When does one stop feeling sorry for themselves?

Stephen Fry’s an English actor, screenwriter, author, playwright, journalist, poet, comedian, television presenter, film director and board member of Norwich City Football Club. He’s 55 years old, and I heard that he once talked about publishing a self-help book.

“[…] ‘How To Be Happy by Stephen Fry : Guaranteed success’. And people buy this huge book and it’s all blank pages, and the first page would just say – ‘ Stop Feeling Sorry For Yourself – And you will be happy ‘. Use the rest of the book to write down your interesting thoughts and drawings, and that’s what the book would be, and it would be true.”

I first came across this quote illustrated in a zen pencils comic some time ago and it has taken me until RIGHT now to realize something about that comic. I believe Mr. Fry’s right when he says that it’s “bloody hard” not to feel sorry for ourselves. Hell, I feel sorry for myself, and I think a lot of other people do too (in at least one way or another). However, it took me until today to realize where in that comic the man stopped feeling sorry for himself. I thought it was when a face of resolution had spread across his face and he threw away that anchor; I thought it was when he suited up and opened the door, facing the unforgiving light of the world. I was wrong. The point at which he stops feeling sorry for himself isn’t depicted. The moment in which we stop feeling sorry for ourselves really isn’t a moment at all but a process. That guy is going to feel less and less sorry for himself with each successful run he has. He’s going to feel less and less sorry for himself when he reflects on his progress only having suffered that far, realizing that nothing really separates who the person is today from the person he was then is determination and persistence. He’s going to see his achievements as his own, “this is what I did.” At some point, he’s going to sit down and it won’t be a revelation. It’ll be a fact that doesn’t surprise him or shock him. He may not even make that connection to his past when it happens: he’ll probably be sipping a cup of OJ in morning while reading the daily newspaper after his morning run when he reads an article about someone who feels sorry for themselves. In that moment, he’ll acknowledge that he doesn’t feel sorry for HIMSELF, and he’ll just move on as the thought comes and goes, fleeting as it is. He has other things to do, things that he couldn’t do if he was too busy feeling sorry for himself.

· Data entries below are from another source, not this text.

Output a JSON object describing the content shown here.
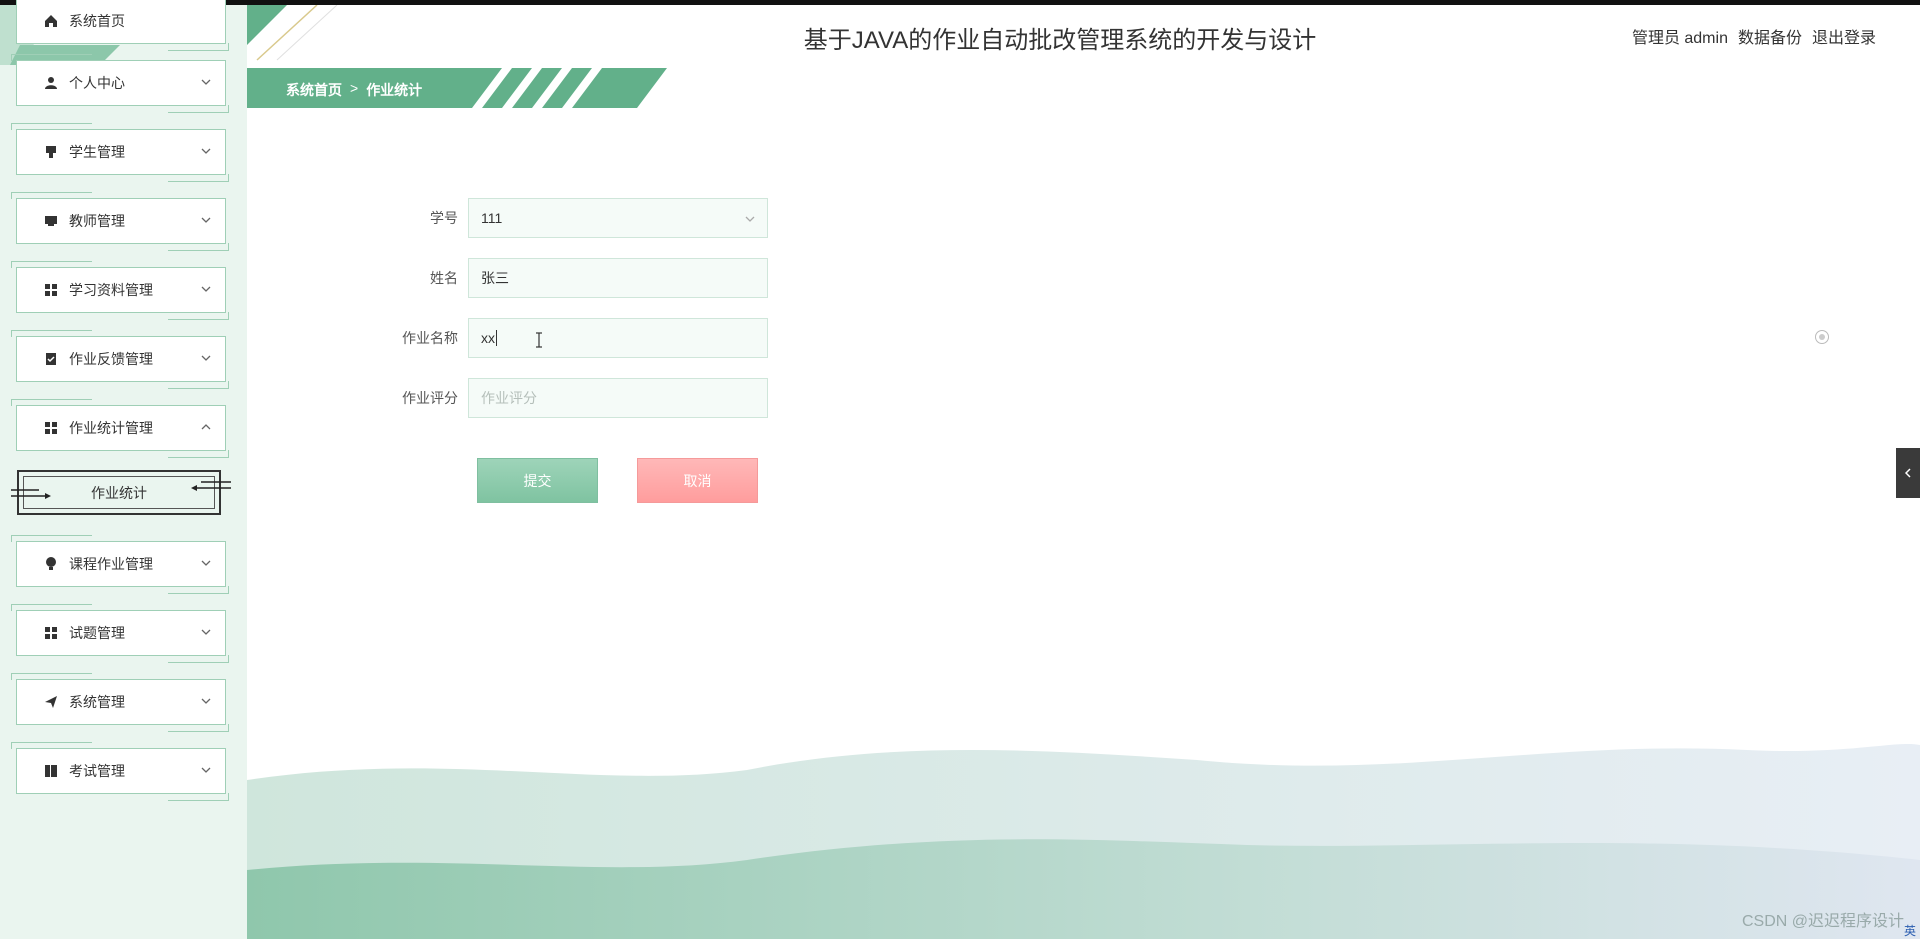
{
  "header": {
    "title": "基于JAVA的作业自动批改管理系统的开发与设计",
    "role_user": "管理员 admin",
    "backup": "数据备份",
    "logout": "退出登录"
  },
  "breadcrumb": {
    "home": "系统首页",
    "separator": ">",
    "current": "作业统计"
  },
  "sidebar": {
    "items": [
      {
        "label": "系统首页",
        "icon": "home-icon"
      },
      {
        "label": "个人中心",
        "icon": "user-icon"
      },
      {
        "label": "学生管理",
        "icon": "student-icon"
      },
      {
        "label": "教师管理",
        "icon": "teacher-icon"
      },
      {
        "label": "学习资料管理",
        "icon": "grid-icon"
      },
      {
        "label": "作业反馈管理",
        "icon": "clipboard-icon"
      },
      {
        "label": "作业统计管理",
        "icon": "grid-icon"
      },
      {
        "label": "课程作业管理",
        "icon": "bulb-icon"
      },
      {
        "label": "试题管理",
        "icon": "grid-icon"
      },
      {
        "label": "系统管理",
        "icon": "send-icon"
      },
      {
        "label": "考试管理",
        "icon": "book-icon"
      }
    ],
    "submenu_active": "作业统计"
  },
  "form": {
    "student_id": {
      "label": "学号",
      "value": "111"
    },
    "name": {
      "label": "姓名",
      "value": "张三"
    },
    "homework_name": {
      "label": "作业名称",
      "value": "xx"
    },
    "score": {
      "label": "作业评分",
      "placeholder": "作业评分"
    },
    "submit": "提交",
    "cancel": "取消"
  },
  "colors": {
    "accent_green": "#62b08a",
    "submit_green": "#8fcbad",
    "cancel_pink": "#ffa8a8",
    "sidebar_bg": "#eaf5ef"
  },
  "watermark": "CSDN @迟迟程序设计",
  "tray": {
    "lang": "英"
  }
}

So now, I feel my legs. I feel the spot above my knees, where bruises will probably form. I feel my ankles and my toes, multiple abrasions, soreness though functional. I feel my calves and my right lower flank, soreness and tenderness. I feel the tops of my hands and my wrists, pain. I feel my back, my neck, and shoulders, tight. I feel stuffy because my sinuses are shot. I feel tired, drowsy, and probably dehydrated. Today I ran the Tough Mudder and finished. I ran 11 or so miles in just under two hours, starting off as an individual but finding someone else to run with. He helped me and I helped him through. Today my wave was second, 0820 in Mesa at the end of February. It was cold. I passed A LOT of people from the first wave, having only 6 people from my own wave passing me. It was not a race but a challenge. I took that challenge and ran. I ran it into the ground. And I am bruised, cut, and sore because of it. It’s difficult to move much and it’s stressful to try to walk around. My brain knows what it’s doing and isn’t sympathizing with my body. It’s a weird push and pull but that’s my life right now. Today, I thought that after I had taken out my contacts, the second day having them, I’d take my air bed out from the garage to air out and put it on the floor and sleep on it for the first time. I figured I’d rest my body.

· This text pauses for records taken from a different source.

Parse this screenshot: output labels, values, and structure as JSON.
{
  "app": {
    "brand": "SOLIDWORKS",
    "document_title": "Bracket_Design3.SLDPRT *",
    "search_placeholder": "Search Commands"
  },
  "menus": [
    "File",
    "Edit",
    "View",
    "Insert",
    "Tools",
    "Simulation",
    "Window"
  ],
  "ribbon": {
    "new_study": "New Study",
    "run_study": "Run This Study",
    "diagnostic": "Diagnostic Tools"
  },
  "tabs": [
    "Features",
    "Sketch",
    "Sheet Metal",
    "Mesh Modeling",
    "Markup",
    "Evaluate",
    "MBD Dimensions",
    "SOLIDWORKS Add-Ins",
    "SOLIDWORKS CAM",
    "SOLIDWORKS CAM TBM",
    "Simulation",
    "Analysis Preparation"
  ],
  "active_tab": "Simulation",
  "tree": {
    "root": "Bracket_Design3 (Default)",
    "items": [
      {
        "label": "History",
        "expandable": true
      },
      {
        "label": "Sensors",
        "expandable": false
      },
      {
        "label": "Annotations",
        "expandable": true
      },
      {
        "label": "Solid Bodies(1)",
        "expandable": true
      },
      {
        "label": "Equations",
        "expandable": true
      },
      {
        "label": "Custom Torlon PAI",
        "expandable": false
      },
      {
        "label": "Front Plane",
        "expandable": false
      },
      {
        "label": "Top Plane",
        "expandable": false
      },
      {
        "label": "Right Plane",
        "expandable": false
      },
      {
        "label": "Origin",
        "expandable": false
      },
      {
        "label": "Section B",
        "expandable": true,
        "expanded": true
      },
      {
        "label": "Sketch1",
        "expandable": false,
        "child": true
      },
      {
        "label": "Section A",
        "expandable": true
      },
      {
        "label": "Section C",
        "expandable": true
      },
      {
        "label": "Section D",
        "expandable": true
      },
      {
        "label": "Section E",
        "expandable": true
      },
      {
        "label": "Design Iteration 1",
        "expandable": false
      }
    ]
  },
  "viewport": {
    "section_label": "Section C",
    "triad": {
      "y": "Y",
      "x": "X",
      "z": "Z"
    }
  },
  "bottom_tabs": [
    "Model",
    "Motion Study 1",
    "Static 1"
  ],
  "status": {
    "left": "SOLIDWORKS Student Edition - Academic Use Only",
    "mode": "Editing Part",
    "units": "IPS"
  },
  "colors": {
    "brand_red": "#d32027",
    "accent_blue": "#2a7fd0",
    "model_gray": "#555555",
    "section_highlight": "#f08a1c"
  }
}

Have I felt sorry for myself when it came to the Tough Mudder? No, absolutely not. I’ve accomplished so much, and this moment merely signifies the progress I’ve made in my life. But what makes what Stephen Fry said so significant in this moment is: I still have work to do. I still feel sorry for myself in other aspects. I will rest, I will respect my body, but I will stay focused. I will live, breathe, and then I will work (hopefully continuing to do the former well enough). Initiative is habit, just as excellence is.

This may not be one of my better pieces but I didn’t want to break my plan of daily updates for at least two weeks if I could help it. If there’s something to learn from this experience, putting this up on the net, it’s prepare other pieces in advance (maybe not with the purpose of satisfying a quota). With age, they can potentially get better. I may not decide to ever publish them but if an opportunity arises, why not. Lately, I’ve been saving my writing a bit merely for this blog, so I don’t do much else with writing on the side. I need to stop that.